Hemposium draws North Dakota, Minnesota growers hoping to profit… – AG Week

“We have lots of challenges. We’re learning a lot this year,” Campbell said during a break in the inaugural Hemposium, held Thursday, Aug. 29, at the Leonard Country Club.

More than 120 people filled the club’s banquet room for the daylong event, sponsored by Plantology, a Fargo company looking to sell hemp plants and offer hemp-related services.

The attendees, mostly farmers from North Dakota and Minnesota, peppered regulators and researchers as well as insurance, legal and testing experts for information on how to best grow and get to market CBD oil made from hemp. The event also included a tour of 16 acres of cloned hemp plants being raised by Plantology.

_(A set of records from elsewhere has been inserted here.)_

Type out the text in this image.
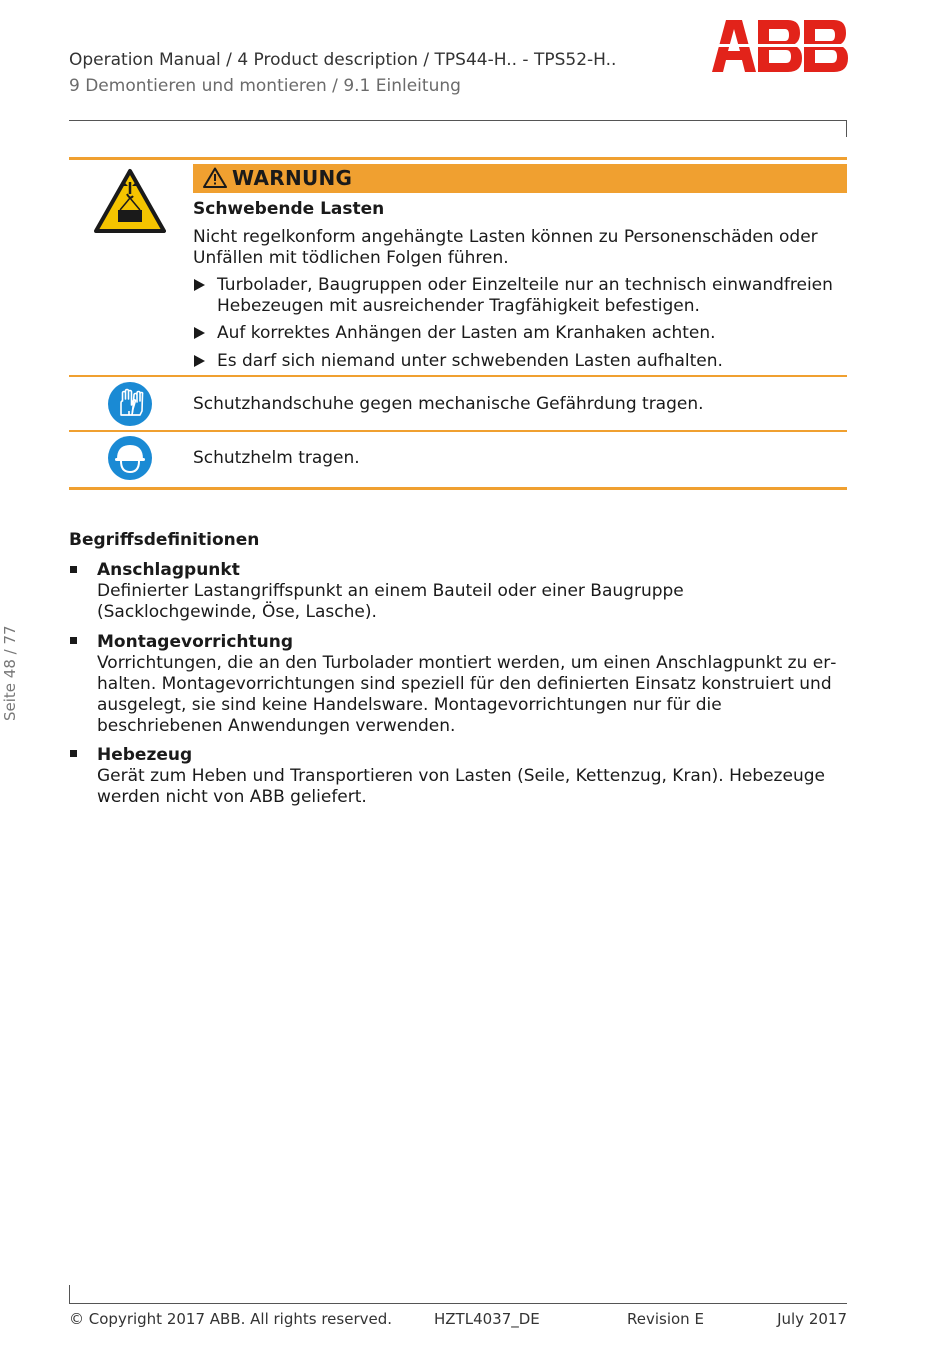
Operation Manual / 4 Product description / TPS44-H.. - TPS52-H..
9 Demontieren und montieren / 9.1 Einleitung
WARNUNG
Schwebende Lasten
Nicht regelkonform angehängte Lasten können zu Personenschäden oder Unfällen mit tödlichen Folgen führen.
Turbolader, Baugruppen oder Einzelteile nur an technisch einwandfreien Hebezeugen mit ausreichender Tragfähigkeit befestigen.
Auf korrektes Anhängen der Lasten am Kranhaken achten.
Es darf sich niemand unter schwebenden Lasten aufhalten.
Schutzhandschuhe gegen mechanische Gefährdung tragen.
Schutzhelm tragen.
Begriffsdefinitionen
Anschlagpunkt
Definierter Lastangriffspunkt an einem Bauteil oder einer Baugruppe (Sacklochgewinde, Öse, Lasche).
Montagevorrichtung
Vorrichtungen, die an den Turbolader montiert werden, um einen Anschlagpunkt zu erhalten. Montagevorrichtungen sind speziell für den definierten Einsatz konstruiert und ausgelegt, sie sind keine Handelsware. Montagevorrichtungen nur für die beschriebenen Anwendungen verwenden.
Hebezeug
Gerät zum Heben und Transportieren von Lasten (Seile, Kettenzug, Kran). Hebezeuge werden nicht von ABB geliefert.
Seite 48 / 77
© Copyright 2017 ABB. All rights reserved.	HZTL4037_DE	Revision E	July 2017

Campbell’s concern wasn’t that there was a market for what he can grow. It’s that every other farmer would want into that market and drive down the price of CBD oil.

“There’s so many people interested in it, it’s scary,” Campbell said.

Mike Gust, an attorney and partner at Anderson, Bottrell, Sanden and Thompson Law Firm, says CBD hemp could become a significant crop for North Dakota.

“This is a revolution going on in ag right now” with the legalization of hemp and CBD hemp, he said. “It’s something I truly believe will take this state by storm.”

For a long time hemp has been “the stepbrother” of marijuana, suffering by association with its high-inducing cousin, Gust said.

But that has changed with the legalization of hemp and the growing popularity of CBD. “Frankly, it could be the future of ag in North Dakota,” Gust said.

Cannabidiol is a naturally occurring chemical derived from the hemp plant, which many people believe can help ease pain, insomnia and anxiety. CBD doesn’t provide a high and can now be found in a wide variety of products, including edibles, oils, tinctures, pills, capsules, topical creams and vaping liquids.

John Mortenson, the hemp program coordinator for the North Dakota Department of Agriculture, urged people interested in growing hemp to get their licenses and to pay close attention to levels of THC, the psychoactive compound in marijuana that gives users their high.

Marijuana may have THC levels of 20% to 30%, but hemp can’t have a THC level above 0.3% in North Dakota. “If (a test for) a field comes back ‘hot’, it will have to be destroyed,” Mortenson said.

Mortenson also urged growers to be open with law enforcement regarding where they grow and the routes they use for getting their product to market. “If you are going to grow in a somewhat public place, be open with your sheriff, be open with your chief of police,” Mortenson said.

Brady Schoeler of Schoeler Farms has planted two acres of CBD hemp.

Schoeler Farms, northeast of Jamestown, grows 2,000 acres of corn, wheat and dry edible beans, but Schoeler said he liked the idea of “a different market opportunity” that CBD hemp presents.

“A lot of this is new,” Schoeler said of the Hemposium presentations. “I’m trying to get as many business cards as I can to ask other questions.”

Schoeler said he’s spent about $5 per cloned hemp plant, putting about 1,500 plants per acre into the ground. What he’s learned about hemp so far is “it’s very, very labor intensive,” citing regular weeding.

“You can’t just seed it and come back later,” Schoeler said with a laugh.

Troy Goltz, one of the four partners in Plantology, said the outlook for the hemp industry is rosy. The market was $108.1 million in 2014, but it is expected to top $1.8 billion by 2022.

“This thing has been going crazy the last couple years,” Goltz said.

Goltz gave Hemposium attendees hemp-growing tips that Plantology has used with its four varieties of cloned hemp plants now in the field.

He said that if the remainder of the growing season goes well and there are no serious hiccups, Plantology will have cloned hemp plants available for sale in 2020.

“We’re probably 70% home,” Goltz said.